Zukunftsweisend sind die Demokratisierung und Modernisierung der südeuropäischen Autoritarismen. Der Weg Portugals, Spaniens und Griechenlands nach Europa ist kurz: bereits die Diktaturen waren in die militärischen Institutionen des Kalten Kriegs integriert, die Ökonomien sind westkompatibel, die Eliten nordorientiert, bald werden die Brüsseler Regionalhilfen zu einem wichtigen Instrument der Einebnung interner und externer Disparitäten. Ansonsten aber wird in den Siebziger- und Achtzigerjahren, im Kapitalismus wie im Kommunismus, die große Fortschrittsutopie endgültig dekonstruiert. "Helsinki", die polnische Opposition, der tschechoslowakische und der ostdeutsche Dissent rehabilitieren die altmodischen Bürger- und Menschenrechte und die Zivilgesellschaft. Am Ende steht die Implosion des Staatssozialismus: das sowjetische System als Sackgasse der Evolution.

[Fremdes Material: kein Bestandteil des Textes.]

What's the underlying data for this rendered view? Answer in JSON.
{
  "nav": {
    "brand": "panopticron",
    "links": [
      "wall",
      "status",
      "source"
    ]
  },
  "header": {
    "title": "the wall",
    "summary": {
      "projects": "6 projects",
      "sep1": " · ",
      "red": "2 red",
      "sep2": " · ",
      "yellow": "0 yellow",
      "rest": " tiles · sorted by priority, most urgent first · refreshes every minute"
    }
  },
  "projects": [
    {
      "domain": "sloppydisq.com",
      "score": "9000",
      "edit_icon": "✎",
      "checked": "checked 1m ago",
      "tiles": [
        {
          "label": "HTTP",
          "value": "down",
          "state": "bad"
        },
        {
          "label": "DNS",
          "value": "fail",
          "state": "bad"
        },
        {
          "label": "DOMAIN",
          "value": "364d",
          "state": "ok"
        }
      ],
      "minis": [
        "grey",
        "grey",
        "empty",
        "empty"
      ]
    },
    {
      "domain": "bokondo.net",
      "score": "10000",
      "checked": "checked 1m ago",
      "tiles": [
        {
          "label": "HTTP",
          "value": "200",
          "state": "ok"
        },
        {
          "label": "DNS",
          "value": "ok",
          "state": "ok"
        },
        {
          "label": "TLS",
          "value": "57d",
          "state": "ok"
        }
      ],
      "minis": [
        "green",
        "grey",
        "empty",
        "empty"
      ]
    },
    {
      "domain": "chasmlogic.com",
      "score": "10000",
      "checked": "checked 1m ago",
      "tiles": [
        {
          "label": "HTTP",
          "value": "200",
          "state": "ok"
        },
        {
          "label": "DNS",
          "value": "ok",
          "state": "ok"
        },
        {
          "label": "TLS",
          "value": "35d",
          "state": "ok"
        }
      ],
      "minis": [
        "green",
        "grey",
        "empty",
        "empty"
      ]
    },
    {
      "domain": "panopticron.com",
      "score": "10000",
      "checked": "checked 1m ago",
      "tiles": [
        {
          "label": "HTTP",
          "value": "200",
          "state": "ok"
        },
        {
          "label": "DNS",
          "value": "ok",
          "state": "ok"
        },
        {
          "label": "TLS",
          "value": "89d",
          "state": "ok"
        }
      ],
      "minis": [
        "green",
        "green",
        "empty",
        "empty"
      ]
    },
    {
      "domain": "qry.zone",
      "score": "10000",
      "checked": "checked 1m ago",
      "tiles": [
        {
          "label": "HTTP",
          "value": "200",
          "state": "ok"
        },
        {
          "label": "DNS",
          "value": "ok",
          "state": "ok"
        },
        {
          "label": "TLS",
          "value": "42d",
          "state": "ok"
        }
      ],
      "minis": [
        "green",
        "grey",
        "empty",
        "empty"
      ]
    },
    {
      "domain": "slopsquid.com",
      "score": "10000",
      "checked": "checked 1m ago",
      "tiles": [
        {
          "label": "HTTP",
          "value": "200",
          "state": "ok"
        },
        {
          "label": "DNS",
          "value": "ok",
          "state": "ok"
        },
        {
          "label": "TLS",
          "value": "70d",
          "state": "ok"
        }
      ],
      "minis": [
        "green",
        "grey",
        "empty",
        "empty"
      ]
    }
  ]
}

Der Zerfall des sowjetischen Imperiums macht den Weg zur deutschen Wiedervereinigung frei. Die Transformation in Ostmitteleuropa ist eine Herkulestat: Blaupausen existieren ebenso wenig wie ein neuer Marshallplan und solide einheimische Freiheitstraditionen. Der Ausverkauf der Wirtschaft an die Oligarchen etabliert mafiose Strukturen; die Misere der Modernisierungsverlierer leistet der Wiederkehr als Nationalisten camouflierter Kommunisten Vorschub. Einzige realistische Modernisierungsoption ist Europa. Bereits die Erweiterungsrunden seit den Siebzigerjahren hatten sich vom ökonomischen in Richtung auf den politischen Zusammenschluss bewegt. Von der Aufnahme der Transformationsländer gehen neuerlich Impulse für die Integration aus, auch wenn sich Apathie gegen ein "Europa von oben" breit macht.

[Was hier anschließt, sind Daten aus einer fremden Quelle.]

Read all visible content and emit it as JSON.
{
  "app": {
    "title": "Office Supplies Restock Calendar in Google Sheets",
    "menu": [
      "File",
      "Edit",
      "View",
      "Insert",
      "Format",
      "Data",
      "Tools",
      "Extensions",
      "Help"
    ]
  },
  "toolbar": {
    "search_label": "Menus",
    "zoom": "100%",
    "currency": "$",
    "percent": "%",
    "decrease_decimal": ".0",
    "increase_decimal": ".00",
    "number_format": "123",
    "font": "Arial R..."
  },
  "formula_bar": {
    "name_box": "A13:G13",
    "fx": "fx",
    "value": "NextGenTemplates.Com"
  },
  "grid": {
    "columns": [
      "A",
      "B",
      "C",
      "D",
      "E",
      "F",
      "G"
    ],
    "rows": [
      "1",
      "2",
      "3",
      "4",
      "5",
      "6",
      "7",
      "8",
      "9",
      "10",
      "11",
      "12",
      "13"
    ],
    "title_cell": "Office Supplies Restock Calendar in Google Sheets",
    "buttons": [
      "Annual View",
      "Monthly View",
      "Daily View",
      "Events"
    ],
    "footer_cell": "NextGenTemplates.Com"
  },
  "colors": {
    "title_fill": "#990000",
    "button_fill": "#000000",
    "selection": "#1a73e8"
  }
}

Wo steht Europa zu Beginn des 21. Jahrhunderts? Die Verlagerung arbeitsintensiver Industriezweige, die neue soziale Ungleichheit und das Heranwachsen einer Schicht von Dauerarbeitslosen und working poor machen die Lage prekär. Die Globalisierung entmachtet tendenziell den Staat; er steht den Integrationsproblemen, die aus der islamischen Zuwanderung erwachsen, wie der populistischen Reaktion darauf ziemlich hilflos gegenüber. Jedoch: ungeachtet der massiven Verschiebung der weltwirtschaftlichen und der weltpolitischen Gewichte ist das europäische Gesellschaftsmodell keineswegs obsolet: jenseits aller Verschleißerscheinungen bietet der europäische Sozialstaat mehr Lebensqualität als "Amerika". Europa wird weiter zusammenwachsen, aber es wird auch ein Europa der Nationalstaaten bleiben. Als Welt-Modell einer friedlich kohabitierenden, eng verflochtenen Staatengemeinschaft wird es auch im 21. Jahrhundert an Bedeutung wenig verlieren; die europäische Wertegemeinschaft wird imstande sein, einer unfriedlichen Welt-Machtpolitik europäische Werte als universalistische vorzuleben und vorzuschreiben.
Wie dem auch sei. Der Rezensent mag mit dem Autor nicht im Kaffeesatzlesen konkurrieren. Judt erzählt die Nachkriegsgeschichte als versuchte Heilung aller Heillosigkeiten des europäischen Bürgerkriegs. Der Ansatz trägt weit; als Passepartout wirkt er überfordert. Judt erzählt die Nachkriegsgeschichten Europas bis 1989 aufeinander bezogen: als Geschichte der Transfers wie als Geschichte der Unterschiede und der Ähnlichkeiten. Ost und West kommen also gemeinsam in den Blick: hierin liegt eine der großen Leistungen des Buches. Sonderlich systematisch angelegt und durchkonstruiert ist der Vergleich der beiden Welten allerdings nicht. Manches wird auch gar nicht verglichen, sondern bloß nebeneinander gestellt; manches Motiv wird impressionistisch, hier aus dieser, dort aus jener Nationalgeschichte illustriert. Dennoch gelingen, etwa im Abschnitt über die "neuen Regionalismen", nachgerade geniale komparative Kabinettsstücke.
Judt erzählt in der guten angloamerikanischen Sachbuch-Tradition. Die Kapitelüberschriften sind flott, manche sind womöglich zu flott. Forschungskontroversen wie die quälenden Windungen der Stalinnoten-Debatten bleiben dem Leser erspart. Hauptschauplatz ist die politische Ökonomie: Europa ist kein bloßer "Text" oder "Diskurs", sondern ein Ensemble harter Fakten. Den Realitäten trägt das Buch durch den Blick auf die gnadenlos formierende Macht der internationalen Wirtschafts- und Finanzbeziehungen Rechnung. Es wächst das Gefühl unheimlicher Prekarität unserer Lebensgrundlagen; über Öl-Abhängigkeit und Klimawandel würde man deshalb gerne ausführlicher lesen. Auch von der Sozialstruktur- und Konjunkturanalyse hätte man sich eher mehr als weniger gewünscht: so bleiben die tektonischen Verschiebungen in den europäischen Gesellschaften der Sechzigerjahre und die langfristig wirksamen Umbuchungen in ihren Wertehaushalten unterbelichtet. Der Spätsozialismus ist mit unklaren Verwesungs-Metaphern eher beschrieben als gesellschaftsgeschichtlich analysiert. Die Kultur kommt vor, wenn auch arg selektiv.
"Bleibende Leistungen" gibt es nicht in einer unaufhörlich sich selbst kritisch überholenden Wissenschaft. Insofern ist auch dieses Werk keine bleibende Leistung. Trotzdem: es ist ein großes, ein großartiges Buch; eine stupend gelehrte, monumentale Synthese im emphatischen Sinn des Begriffs.